On Wed, Mar 5, 2008 at 1:12 PM, Kevin Wright <kw.statr@gmail.com> wrote:
> One place I find factors nice is when I create trellis plots of
> subsets of data. Factors keep the panels in the same place on the
> page across different subsets of data, even in the situation that one
> subset might have a panel with no data.

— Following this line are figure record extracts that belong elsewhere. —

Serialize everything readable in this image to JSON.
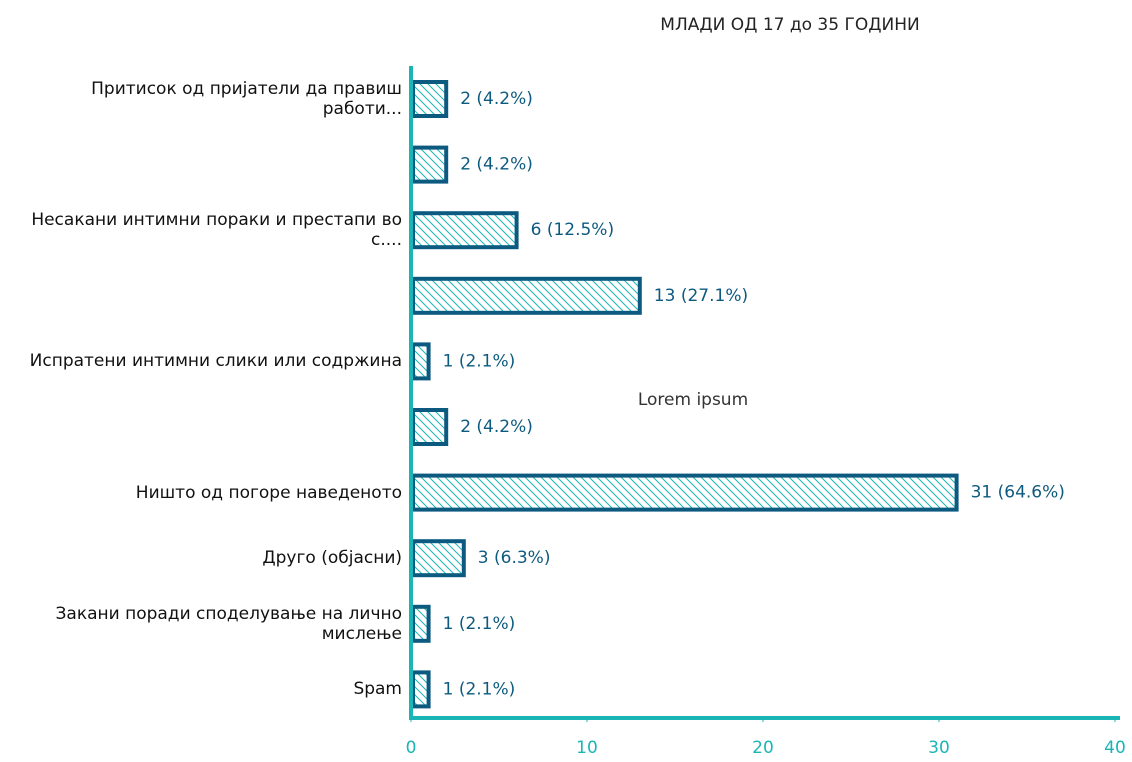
{
  "chart_data": {
    "type": "barh",
    "title": "МЛАДИ ОД 17 до 35 ГОДИНИ",
    "annotation": "Lorem ipsum",
    "categories": [
      "Притисок од пријатели да правиш работи...",
      null,
      "Несакани интимни пораки и престапи во с....",
      null,
      "Испратени интимни слики или содржина",
      null,
      "Ништо од погоре наведеното",
      "Друго (објасни)",
      "Закани поради споделување на лично мислење",
      "Spam"
    ],
    "values": [
      2,
      2,
      6,
      13,
      1,
      2,
      31,
      3,
      1,
      1
    ],
    "value_labels": [
      "2 (4.2%)",
      "2 (4.2%)",
      "6 (12.5%)",
      "13 (27.1%)",
      "1 (2.1%)",
      "2 (4.2%)",
      "31 (64.6%)",
      "3 (6.3%)",
      "1 (2.1%)",
      "1 (2.1%)"
    ],
    "color": "#0d5a80",
    "hatch_color": "#1bb5b5",
    "axis_color": "#1bb5b5",
    "xlim": [
      0,
      40
    ],
    "xticks": [
      0,
      10,
      20,
      30,
      40
    ],
    "grid": false
  }
}
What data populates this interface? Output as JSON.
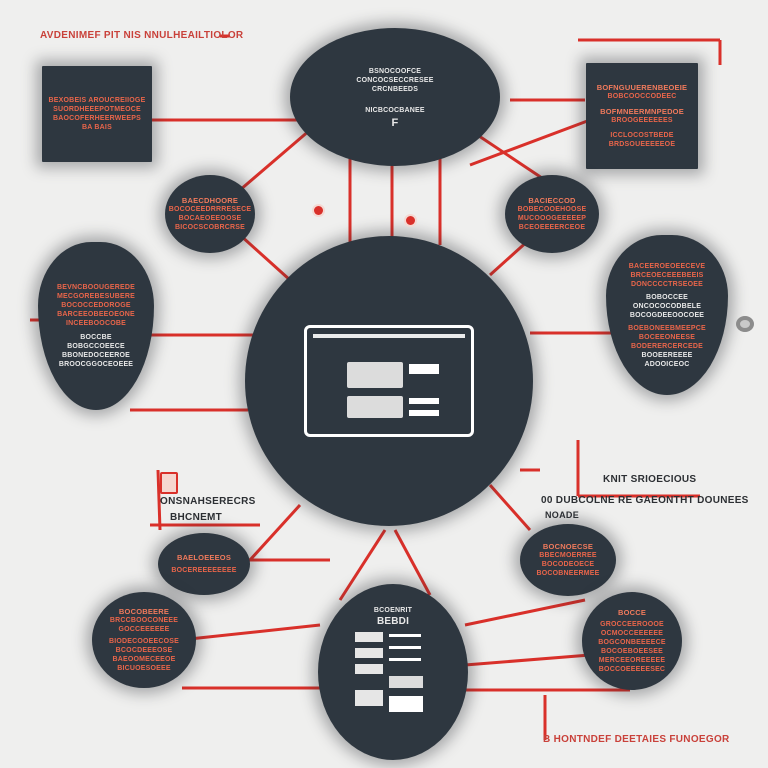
{
  "top_label": "AVDENIMEF PIT NIS NNULHEAILTIOLOR",
  "top_blob": {
    "lines": [
      "BSNOCOOFCE",
      "CONCOCSECCRESEE",
      "CRCNBEEDS"
    ],
    "sub": "NICBCOCBANEE",
    "mark": "F"
  },
  "box_top_left": {
    "lines": [
      "BEXOBEIS AROUCREIIOGE",
      "SUORDHEEEPOTMEOCE",
      "BAOCOFERHEERWEEPS",
      "BA BAIS"
    ]
  },
  "box_top_right": {
    "lines": [
      "BOFNGUUERENBEOEIE",
      "BOBCOOCCODEEC",
      "BOFMNEERMNPEDOE",
      "BROOGEEEEEES",
      "ICCLOCOSTBEDE",
      "BRDSOUEEEEEOE"
    ]
  },
  "blob_left_upper": {
    "lines": [
      "BAECDHOORE",
      "BOCOCEEDRRRESECE",
      "BOCAEOEEOOSE",
      "BICOCSCOBRCRSE"
    ]
  },
  "blob_right_upper": {
    "lines": [
      "BACIECCOD",
      "BOBECOOEHOOSE",
      "MUCOOOGEEEEEP",
      "BCEOEEEERCEOE"
    ]
  },
  "shield_left": {
    "lines": [
      "BEVNCBOOUGEREDE",
      "MECGOREBESUBERE",
      "BOCOCCEDOROGE",
      "BARCEEOBEEOEONE",
      "INCEEBOOCOBE",
      "BOCCBE",
      "BOBGCCOEECE",
      "BBONEDOCEEROE",
      "BROOCGGOCEOEEE"
    ]
  },
  "shield_right": {
    "lines": [
      "BACEEROEOEECEVE",
      "BRCEOECEEEBEEIS",
      "DONCCCCTRSEOEE",
      "BOBOCCEE",
      "ONCOCOCODBELE",
      "BOCOGDEEOOCOEE",
      "BOEBONEEBMEEPCE",
      "BOCEEONEESE",
      "BODERERCERCEDE",
      "BOOEEREEEE",
      "ADOOICEOC"
    ]
  },
  "label_left_mid": {
    "line1": "ONSNAHSERECRS",
    "line2": "BHCNEMT"
  },
  "label_right_mid": "KNIT SRIOECIOUS",
  "label_right_mid2": "00 DUBCOLNE RE GAEONTHT DOUNEES",
  "label_right_mid3": "NOADE",
  "blob_bottom_left": {
    "lines": [
      "BAELOEEEOS",
      "BOCEREEEEEEEE"
    ]
  },
  "blob_bottom_left2": {
    "lines": [
      "BOCOBEERE",
      "BRCCBOOCONEEE",
      "GOCCEEEEEE",
      "BIODECOOEECOSE",
      "BCOCDEEEOSE",
      "BAEOOMECEEOE",
      "BICUOESOEEE"
    ]
  },
  "blob_bottom_right": {
    "lines": [
      "BOCNOECSE",
      "BBECMOERREE",
      "BOCODEOECE",
      "BOCOBNEERMEE"
    ]
  },
  "blob_bottom_right2": {
    "lines": [
      "BOCCE",
      "GROCCEEROOOE",
      "OCMOCCEEEEEE",
      "BOGCONBEEEECE",
      "BOCOEBOEESEE",
      "MERCEEOREEEEE",
      "BOCCOEEEEESEC"
    ]
  },
  "bottom_blob": {
    "title1": "BCOENRIT",
    "title2": "BEBDI"
  },
  "bottom_label": "B HONTNDEF DEETAIES FUNOEGOR",
  "colors": {
    "node": "#2e3740",
    "accent": "#d9302a",
    "text_accent": "#e9654a",
    "bg": "#efefee"
  }
}
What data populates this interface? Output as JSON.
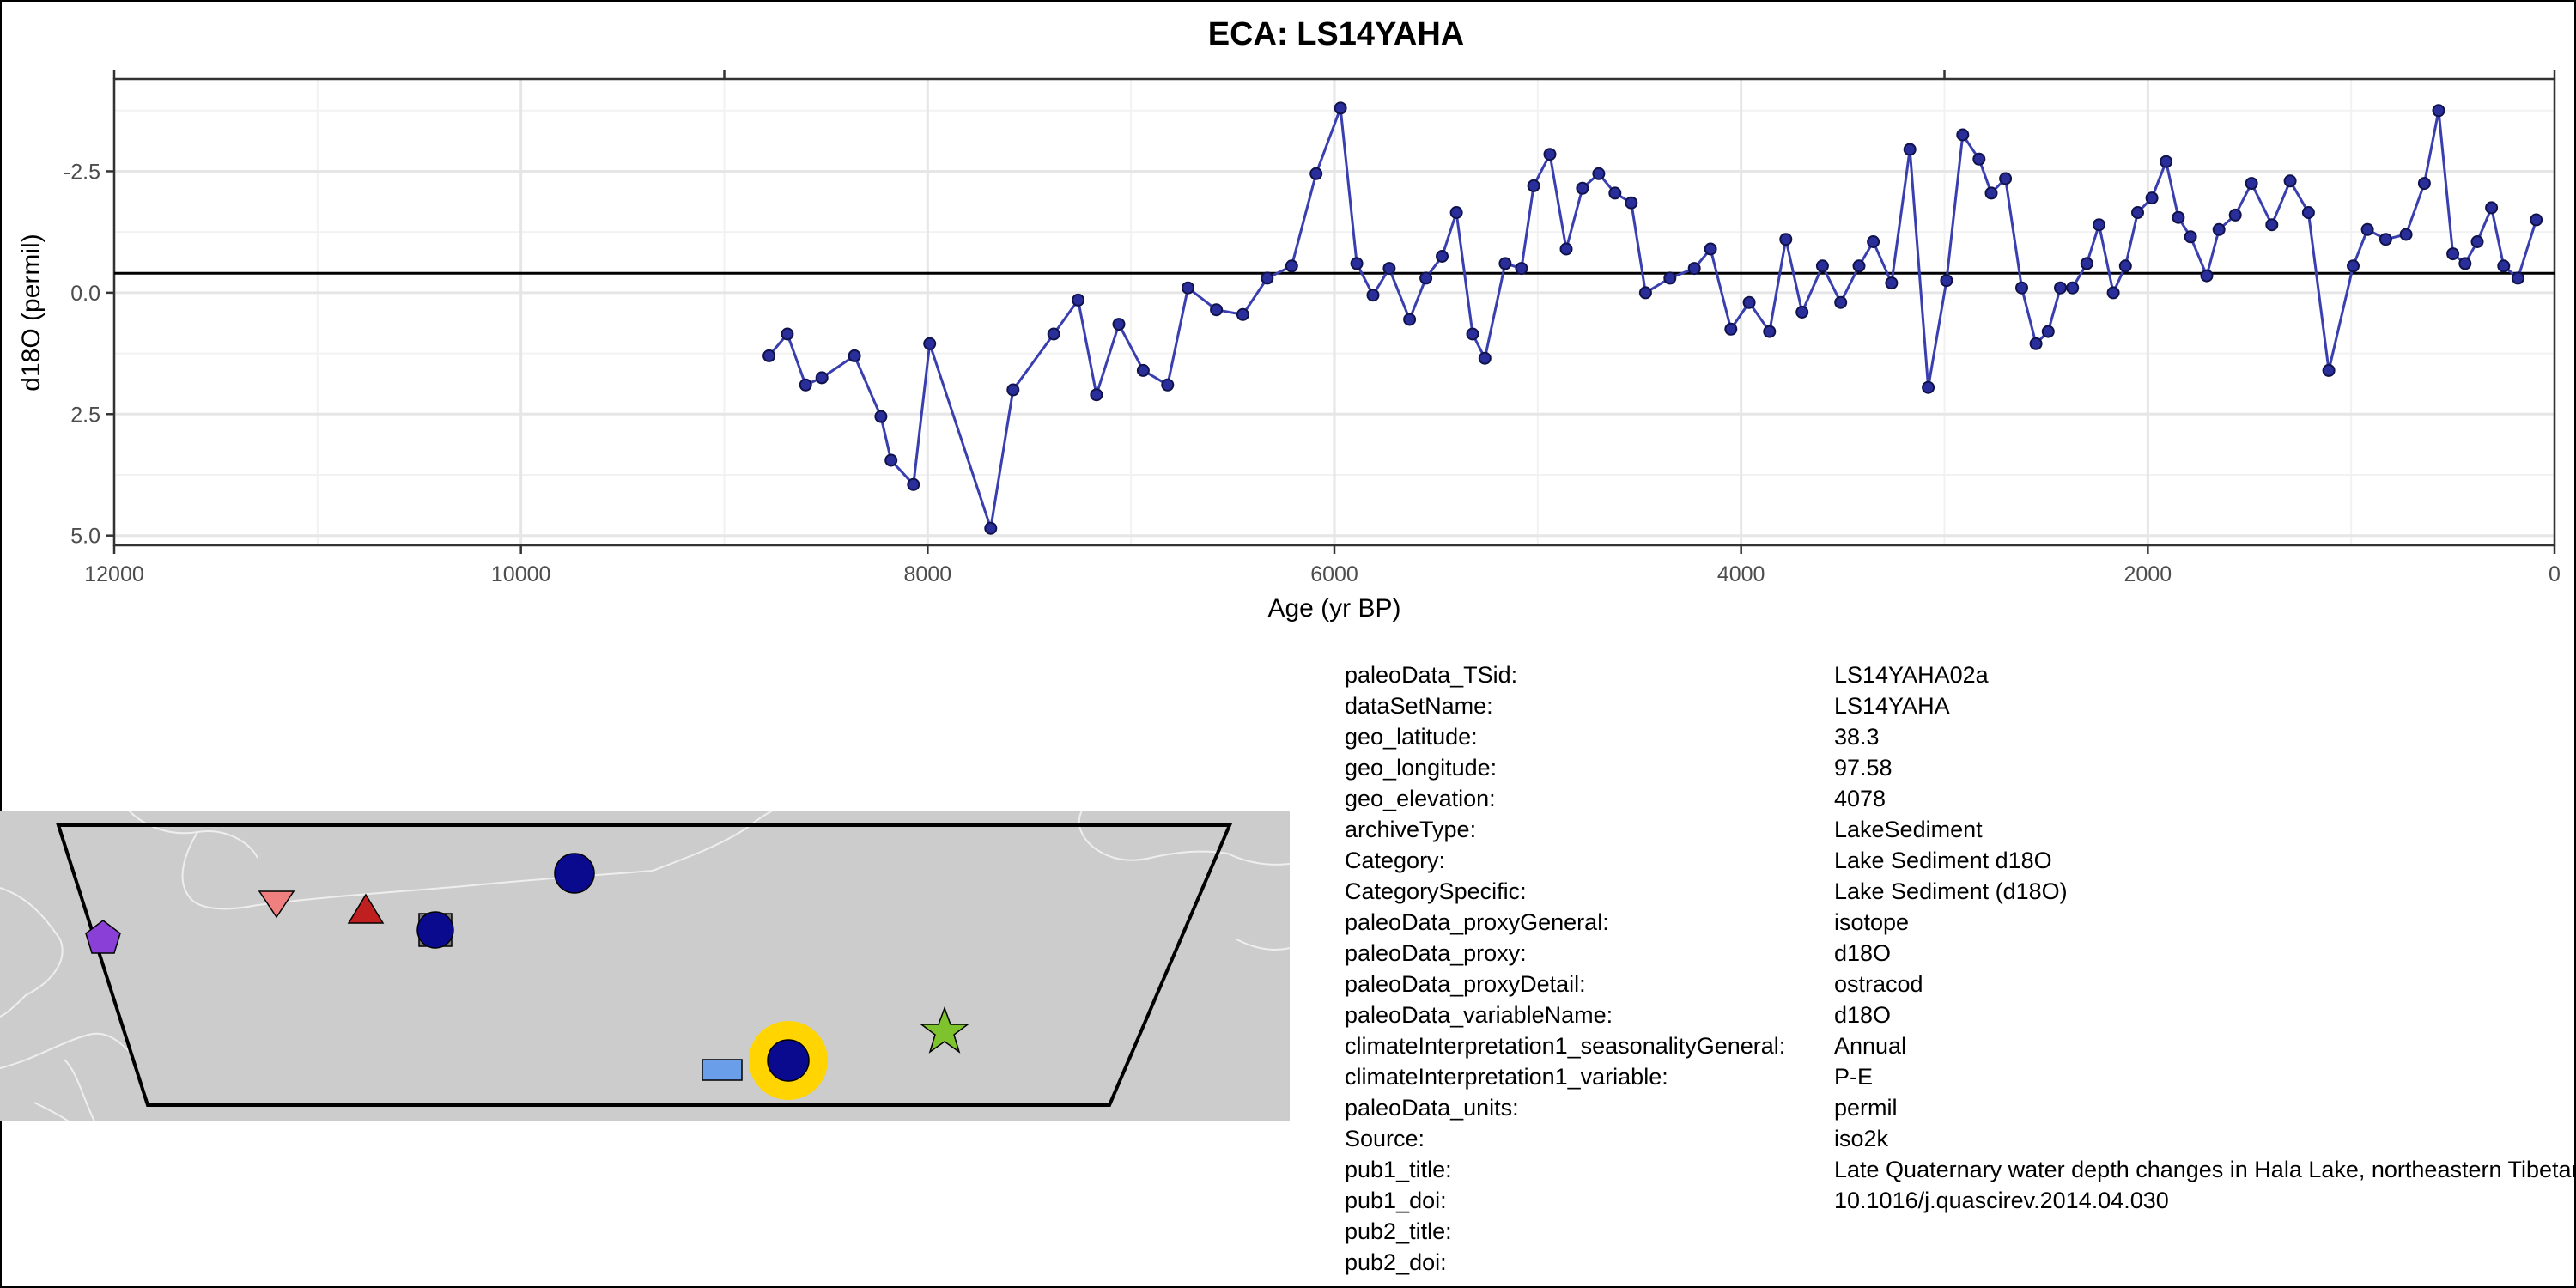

> On the whole, however, I spend a significant amount of time fighting
> factors and my conclusion is that S is far too eager to convert data
> to factors.
> Here's an example that burned me badly and cost me about six hours of
> work. In essence, what happened was that data was read from two
> different files. In one file, 'age' was read as numeric, while in the
> second file 'age' had an unexpected, non-numeric value that caused a
> behind-the-scenes conversion of age to a factor (instead of a numeric
> with a missing value). Later in the code, merging these caused
> unexpected results. Here is the essence of what happened:
> age1 <- factor(c("20", "21", "22"))
> age2 <- c(20, 21, 22)
> ifelse(c(T, T, F), age1, age2)
> [1] 1 2 22
> The desired result was: 20, 21, 22.
> Give a report to a client with erroneous results that traces back to
> this phenomenon and you'll become paranoid about conversions to
> factors.
Perhaps that is why it is a good idea to check the structure of a data
frame *before* beginning an analysis with it. Even in my introductory
classes I emphasize that the first thing you always do with data is
str(myData) # available in R, I'm not sure if it is in S-PLUS
and maybe
summary(myData)
I tend to preach this for the opposite reason, however. I think it is
much more common to make the mistake of using a numeric vector when it
should be a factor than it is to use a factor when you think it should
be a numeric vector.
|